Neuer Markt était un segment de la Bourse de Francfort pour des sociétés technologiques qui ont attiré des milliers de petits investisseurs dans les années 1990. Cependant, après la rupture de la bulle Internet, elle s’est effondrée et de nombreuses économies perdues. Wirecard était un champion allemand de fintech, qui s’est présenté comme un concurrent Visy ou MasterCard. Ses actions étaient très populaires et considérées comme sûres et en croissance, mais en 2020, la société s’est effondrée de manière inattendue après avoir révélé une fraude comptable gigantesque.

La pression augmentera. Selon les estimations, l’Allemagne aura près d’un retraité chez deux travailleurs en 2050. Cela ne détiendra pas le système actuel des «paiements continus». Le fondateur de Trade Republic Christian Hecker affirme donc que la culture de l’investissement est le seul moyen de coller un trou de retraite. Il se réfère aux États-Unis et en Suède, où les réformes du système de retraite ont été créées par des générations d’actionnaires. Et que devrait faire un politicien actuel pour pouvoir transformer un citoyen ordinaire en actionnaire responsable et riche?

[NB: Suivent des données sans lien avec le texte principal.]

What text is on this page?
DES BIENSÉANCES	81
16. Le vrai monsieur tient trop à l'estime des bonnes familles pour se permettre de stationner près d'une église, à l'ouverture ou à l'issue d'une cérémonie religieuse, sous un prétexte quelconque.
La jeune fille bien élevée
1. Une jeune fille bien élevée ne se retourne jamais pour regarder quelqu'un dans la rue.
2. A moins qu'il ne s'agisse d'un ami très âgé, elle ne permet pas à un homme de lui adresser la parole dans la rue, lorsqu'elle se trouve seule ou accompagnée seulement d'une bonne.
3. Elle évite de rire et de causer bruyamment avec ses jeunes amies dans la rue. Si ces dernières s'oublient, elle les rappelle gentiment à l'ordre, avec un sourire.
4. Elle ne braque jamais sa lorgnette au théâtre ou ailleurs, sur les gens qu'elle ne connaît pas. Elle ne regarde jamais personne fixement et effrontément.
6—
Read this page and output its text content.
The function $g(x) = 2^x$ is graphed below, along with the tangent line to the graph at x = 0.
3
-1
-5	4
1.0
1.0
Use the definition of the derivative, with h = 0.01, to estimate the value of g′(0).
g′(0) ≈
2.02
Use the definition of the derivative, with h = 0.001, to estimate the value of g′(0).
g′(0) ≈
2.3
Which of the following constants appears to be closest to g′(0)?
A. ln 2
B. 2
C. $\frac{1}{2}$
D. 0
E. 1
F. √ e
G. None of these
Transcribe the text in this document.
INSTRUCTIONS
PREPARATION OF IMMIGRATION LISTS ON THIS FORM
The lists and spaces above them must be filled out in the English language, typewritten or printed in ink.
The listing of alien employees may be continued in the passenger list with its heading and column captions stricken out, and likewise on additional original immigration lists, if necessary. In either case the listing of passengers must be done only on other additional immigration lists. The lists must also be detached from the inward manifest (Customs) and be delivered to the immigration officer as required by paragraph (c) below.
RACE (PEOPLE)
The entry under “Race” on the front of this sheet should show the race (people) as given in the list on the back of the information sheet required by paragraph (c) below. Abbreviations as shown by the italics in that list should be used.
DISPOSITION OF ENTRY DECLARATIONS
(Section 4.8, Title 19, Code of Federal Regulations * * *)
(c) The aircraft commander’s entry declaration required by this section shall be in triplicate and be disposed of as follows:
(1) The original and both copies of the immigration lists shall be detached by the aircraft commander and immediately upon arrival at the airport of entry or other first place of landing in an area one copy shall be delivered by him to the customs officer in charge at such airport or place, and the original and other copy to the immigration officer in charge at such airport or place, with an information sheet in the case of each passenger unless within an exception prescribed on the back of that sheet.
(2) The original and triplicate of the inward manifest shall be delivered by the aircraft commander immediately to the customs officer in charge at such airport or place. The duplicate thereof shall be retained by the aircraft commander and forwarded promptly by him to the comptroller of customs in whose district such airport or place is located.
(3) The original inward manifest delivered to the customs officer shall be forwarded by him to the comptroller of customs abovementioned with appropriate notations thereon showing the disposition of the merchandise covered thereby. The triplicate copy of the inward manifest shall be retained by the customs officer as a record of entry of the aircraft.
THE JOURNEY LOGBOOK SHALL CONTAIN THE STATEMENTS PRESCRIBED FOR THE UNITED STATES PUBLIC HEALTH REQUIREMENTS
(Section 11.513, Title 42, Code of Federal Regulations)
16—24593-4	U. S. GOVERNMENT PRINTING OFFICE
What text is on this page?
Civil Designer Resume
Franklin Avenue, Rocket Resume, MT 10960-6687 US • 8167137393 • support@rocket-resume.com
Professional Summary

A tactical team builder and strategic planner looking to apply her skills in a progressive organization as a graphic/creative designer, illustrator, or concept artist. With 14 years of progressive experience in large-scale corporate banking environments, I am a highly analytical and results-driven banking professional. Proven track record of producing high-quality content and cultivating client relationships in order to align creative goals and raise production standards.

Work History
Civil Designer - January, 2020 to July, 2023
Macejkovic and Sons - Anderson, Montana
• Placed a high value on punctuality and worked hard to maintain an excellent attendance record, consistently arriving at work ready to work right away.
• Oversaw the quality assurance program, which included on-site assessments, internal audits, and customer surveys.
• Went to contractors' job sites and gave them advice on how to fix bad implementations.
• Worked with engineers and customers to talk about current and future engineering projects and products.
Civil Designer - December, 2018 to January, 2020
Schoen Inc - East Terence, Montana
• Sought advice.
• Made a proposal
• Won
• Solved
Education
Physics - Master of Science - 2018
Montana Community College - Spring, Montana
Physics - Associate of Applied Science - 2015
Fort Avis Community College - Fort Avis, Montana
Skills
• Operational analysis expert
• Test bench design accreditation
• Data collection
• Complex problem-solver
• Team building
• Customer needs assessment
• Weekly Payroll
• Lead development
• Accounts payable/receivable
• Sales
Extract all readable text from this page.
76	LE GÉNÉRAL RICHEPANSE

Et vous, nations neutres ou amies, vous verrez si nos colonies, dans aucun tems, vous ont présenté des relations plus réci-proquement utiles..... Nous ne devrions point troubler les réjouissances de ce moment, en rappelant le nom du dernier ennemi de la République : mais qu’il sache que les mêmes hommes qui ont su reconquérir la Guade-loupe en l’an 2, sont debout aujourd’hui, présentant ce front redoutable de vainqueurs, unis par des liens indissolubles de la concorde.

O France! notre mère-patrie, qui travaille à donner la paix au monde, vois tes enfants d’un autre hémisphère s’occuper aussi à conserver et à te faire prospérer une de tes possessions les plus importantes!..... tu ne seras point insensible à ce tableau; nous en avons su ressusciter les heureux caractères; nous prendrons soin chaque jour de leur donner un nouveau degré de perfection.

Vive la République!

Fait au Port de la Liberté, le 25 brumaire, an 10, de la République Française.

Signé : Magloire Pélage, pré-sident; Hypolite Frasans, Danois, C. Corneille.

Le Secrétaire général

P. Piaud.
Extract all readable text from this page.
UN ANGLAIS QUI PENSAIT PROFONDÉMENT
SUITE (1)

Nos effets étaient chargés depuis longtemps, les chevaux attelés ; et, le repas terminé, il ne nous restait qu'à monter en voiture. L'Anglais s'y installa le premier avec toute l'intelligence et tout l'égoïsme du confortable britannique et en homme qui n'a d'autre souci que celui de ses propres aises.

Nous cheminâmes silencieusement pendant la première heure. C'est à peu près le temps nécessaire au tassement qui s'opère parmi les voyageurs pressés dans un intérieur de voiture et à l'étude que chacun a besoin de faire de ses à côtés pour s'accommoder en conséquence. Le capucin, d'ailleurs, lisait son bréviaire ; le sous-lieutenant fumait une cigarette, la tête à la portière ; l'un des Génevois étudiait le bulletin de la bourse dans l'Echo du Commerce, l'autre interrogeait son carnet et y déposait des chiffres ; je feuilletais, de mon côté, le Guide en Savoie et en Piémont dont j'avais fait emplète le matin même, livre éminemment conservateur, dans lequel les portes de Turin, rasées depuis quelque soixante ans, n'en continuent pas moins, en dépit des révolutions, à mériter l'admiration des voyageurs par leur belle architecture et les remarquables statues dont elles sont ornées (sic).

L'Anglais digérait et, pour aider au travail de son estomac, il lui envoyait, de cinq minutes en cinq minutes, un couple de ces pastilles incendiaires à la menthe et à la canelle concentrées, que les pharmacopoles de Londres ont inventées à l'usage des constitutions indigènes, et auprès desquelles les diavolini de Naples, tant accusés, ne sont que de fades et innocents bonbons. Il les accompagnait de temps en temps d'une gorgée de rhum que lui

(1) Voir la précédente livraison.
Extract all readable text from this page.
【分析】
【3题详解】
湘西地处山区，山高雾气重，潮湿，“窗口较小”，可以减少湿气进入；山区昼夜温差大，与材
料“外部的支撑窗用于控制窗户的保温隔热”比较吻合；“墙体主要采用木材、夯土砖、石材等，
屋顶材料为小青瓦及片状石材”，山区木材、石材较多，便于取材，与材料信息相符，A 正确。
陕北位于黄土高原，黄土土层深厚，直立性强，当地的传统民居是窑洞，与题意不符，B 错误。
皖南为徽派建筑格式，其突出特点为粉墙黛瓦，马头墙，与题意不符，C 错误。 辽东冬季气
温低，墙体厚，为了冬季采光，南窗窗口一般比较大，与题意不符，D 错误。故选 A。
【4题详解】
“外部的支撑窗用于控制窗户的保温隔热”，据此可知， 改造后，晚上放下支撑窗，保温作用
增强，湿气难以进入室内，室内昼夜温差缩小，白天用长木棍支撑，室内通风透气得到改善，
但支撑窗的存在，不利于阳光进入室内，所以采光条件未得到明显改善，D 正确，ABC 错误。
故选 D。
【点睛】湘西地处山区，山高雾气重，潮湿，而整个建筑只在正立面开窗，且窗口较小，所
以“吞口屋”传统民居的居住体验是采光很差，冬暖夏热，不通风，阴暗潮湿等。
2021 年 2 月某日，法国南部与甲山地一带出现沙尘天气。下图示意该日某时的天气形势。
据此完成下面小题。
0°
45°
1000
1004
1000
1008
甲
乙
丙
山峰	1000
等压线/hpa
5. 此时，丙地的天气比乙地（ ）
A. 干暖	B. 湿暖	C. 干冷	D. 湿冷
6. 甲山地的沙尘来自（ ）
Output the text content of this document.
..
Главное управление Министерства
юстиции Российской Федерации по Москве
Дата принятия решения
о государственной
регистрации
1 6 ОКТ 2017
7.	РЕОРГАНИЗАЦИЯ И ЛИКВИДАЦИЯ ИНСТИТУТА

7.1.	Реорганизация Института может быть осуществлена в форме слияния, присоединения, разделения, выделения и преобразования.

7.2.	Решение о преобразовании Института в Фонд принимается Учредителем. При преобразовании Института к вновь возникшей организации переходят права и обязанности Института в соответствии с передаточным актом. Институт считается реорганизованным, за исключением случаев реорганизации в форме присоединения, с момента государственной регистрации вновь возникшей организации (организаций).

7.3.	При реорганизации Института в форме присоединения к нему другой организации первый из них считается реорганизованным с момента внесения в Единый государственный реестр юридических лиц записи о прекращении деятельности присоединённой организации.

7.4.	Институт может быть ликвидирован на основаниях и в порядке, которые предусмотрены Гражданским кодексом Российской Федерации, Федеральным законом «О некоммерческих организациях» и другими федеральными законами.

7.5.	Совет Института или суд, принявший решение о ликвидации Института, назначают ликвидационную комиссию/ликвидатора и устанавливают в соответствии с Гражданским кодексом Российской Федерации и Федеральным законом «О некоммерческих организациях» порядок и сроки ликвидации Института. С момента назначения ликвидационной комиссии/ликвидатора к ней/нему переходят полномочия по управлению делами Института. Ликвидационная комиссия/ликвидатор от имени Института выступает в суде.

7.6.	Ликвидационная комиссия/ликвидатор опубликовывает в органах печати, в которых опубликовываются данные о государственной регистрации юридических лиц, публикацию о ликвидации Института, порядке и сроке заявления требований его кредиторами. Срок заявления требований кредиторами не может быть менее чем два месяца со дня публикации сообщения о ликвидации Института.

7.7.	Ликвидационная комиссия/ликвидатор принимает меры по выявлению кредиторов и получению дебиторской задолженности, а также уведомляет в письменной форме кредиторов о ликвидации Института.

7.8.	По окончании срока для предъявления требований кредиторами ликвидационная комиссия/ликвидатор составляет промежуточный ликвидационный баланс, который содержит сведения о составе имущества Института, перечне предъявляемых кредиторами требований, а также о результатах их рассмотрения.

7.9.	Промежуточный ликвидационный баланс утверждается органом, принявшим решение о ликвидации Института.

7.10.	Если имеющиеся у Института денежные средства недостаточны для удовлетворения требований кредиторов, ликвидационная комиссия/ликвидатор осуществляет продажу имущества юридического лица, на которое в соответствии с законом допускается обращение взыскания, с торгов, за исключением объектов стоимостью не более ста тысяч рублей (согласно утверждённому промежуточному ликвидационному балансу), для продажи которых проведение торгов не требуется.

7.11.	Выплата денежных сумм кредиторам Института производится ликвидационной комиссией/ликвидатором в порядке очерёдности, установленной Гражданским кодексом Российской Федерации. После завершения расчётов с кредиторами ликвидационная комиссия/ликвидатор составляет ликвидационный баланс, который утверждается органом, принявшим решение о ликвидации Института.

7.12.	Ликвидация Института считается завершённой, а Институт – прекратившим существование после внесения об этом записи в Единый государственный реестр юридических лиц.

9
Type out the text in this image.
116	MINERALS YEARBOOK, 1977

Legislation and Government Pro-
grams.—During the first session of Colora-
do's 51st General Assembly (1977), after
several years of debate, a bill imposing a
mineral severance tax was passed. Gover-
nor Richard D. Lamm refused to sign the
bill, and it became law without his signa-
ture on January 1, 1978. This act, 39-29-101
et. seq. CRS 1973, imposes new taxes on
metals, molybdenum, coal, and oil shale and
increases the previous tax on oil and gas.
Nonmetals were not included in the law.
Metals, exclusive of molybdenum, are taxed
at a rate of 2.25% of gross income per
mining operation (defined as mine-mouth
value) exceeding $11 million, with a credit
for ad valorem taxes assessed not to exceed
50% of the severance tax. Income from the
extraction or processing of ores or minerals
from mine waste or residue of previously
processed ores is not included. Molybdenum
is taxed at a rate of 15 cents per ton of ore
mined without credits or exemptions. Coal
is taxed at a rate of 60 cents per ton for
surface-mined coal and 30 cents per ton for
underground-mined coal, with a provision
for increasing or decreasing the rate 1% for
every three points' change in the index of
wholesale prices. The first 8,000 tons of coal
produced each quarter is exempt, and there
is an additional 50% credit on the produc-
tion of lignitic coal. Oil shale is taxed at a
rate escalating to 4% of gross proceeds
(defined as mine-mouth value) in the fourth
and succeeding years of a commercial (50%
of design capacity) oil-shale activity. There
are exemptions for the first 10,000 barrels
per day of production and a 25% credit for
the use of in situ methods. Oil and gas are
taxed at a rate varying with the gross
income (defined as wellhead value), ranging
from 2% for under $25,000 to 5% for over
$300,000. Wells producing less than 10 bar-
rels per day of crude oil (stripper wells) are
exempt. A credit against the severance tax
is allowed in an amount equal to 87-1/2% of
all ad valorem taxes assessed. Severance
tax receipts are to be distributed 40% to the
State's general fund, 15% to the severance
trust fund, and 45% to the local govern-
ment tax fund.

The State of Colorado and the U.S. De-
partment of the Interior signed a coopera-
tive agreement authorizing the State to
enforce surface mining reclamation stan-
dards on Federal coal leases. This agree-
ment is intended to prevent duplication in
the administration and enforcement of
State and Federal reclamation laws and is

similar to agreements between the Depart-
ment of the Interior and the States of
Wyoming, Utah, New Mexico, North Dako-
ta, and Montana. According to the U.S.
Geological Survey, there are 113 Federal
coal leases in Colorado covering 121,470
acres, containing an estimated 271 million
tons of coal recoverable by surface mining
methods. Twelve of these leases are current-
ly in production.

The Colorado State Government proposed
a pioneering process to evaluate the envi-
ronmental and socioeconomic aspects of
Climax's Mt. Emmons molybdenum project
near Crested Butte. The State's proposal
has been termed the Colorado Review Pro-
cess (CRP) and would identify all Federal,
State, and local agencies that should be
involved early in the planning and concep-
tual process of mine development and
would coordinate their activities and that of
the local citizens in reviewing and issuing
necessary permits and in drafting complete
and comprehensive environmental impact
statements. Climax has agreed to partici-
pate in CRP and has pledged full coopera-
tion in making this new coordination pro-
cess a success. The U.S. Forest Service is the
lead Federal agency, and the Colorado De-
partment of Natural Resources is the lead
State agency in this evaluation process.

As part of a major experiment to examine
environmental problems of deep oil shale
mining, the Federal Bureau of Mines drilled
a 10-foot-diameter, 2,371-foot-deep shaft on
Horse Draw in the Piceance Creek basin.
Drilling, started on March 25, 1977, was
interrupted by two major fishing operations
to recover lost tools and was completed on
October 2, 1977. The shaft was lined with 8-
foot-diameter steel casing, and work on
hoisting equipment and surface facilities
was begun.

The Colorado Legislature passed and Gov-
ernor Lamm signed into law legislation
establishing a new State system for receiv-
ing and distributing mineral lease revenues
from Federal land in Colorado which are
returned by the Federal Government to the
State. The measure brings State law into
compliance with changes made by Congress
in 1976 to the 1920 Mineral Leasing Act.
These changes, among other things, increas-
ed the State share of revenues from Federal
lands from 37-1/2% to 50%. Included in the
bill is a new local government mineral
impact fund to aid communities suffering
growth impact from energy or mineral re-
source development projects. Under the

Le chancelier allemand Friedrich Merz est en faveur de l’investissement et a indiqué que l’État pourrait contribuer au compte de stock à chaque enfant. Cependant, des partenaires de coalition de la social-démocratie sont contre. Pendant ce temps, de nombreux investisseurs, comme le spécialiste de celui-ci, Michael Domke de Munich, ne comptent que sur eux-mêmes: «Les politiciens disent que les pensions sommes en sécurité. Nous, qui investissons dans ETF, savons qu’ils trompent.»

Jusqu’à présent, les investisseurs allemands ont favorisé les géants de la technologie américaine. Parmi les dix titres les plus populaires de la plate-forme Etoro, il y avait neuf Américains – de Tesla à Microsoft. La seule exception à domicile était l’armurerie Rheinmetall. Les armes allemandes telles que Rheinmetall et Hensoldt offrent des rendements en actions qui peuvent rivaliser avec la Silicon Valley.

Les experts espèrent que cette fois, les Allemands n’interrompront pas l’enthousiasme des investissements qu’après le crash Dot -com. «Nous ne sommes pas dans une bulle, donc le risque d’épuisement massif est plus faible», explique le stratège Joachim Klement. Si la tendance est maintenue, elle pourrait non seulement apporter un nouveau capital, mais aussi un «effet de richesse» important – un citoyen plus riche en dépense plus. Et c’est ce dont l’Allemagne a besoin: selon la Deutsche Bank, au moins deux pour cent par an doivent augmenter pour resserrer les pensions et les dépenses sociales. Cependant, le pronostic ne parle que d’un demi-pour cent. La bourse n’est plus taboue. Au contraire, le dernier espoir que les Allemands reporteront enfin la mentalité d’épargner sous l’oreiller et de rejoindre les nations qui non seulement construisent la richesse en souvenirs, mais aussi sur la croissance des événements. Les Slovaques devraient prendre un exemple jusqu’à ce qu’il soit trop tard.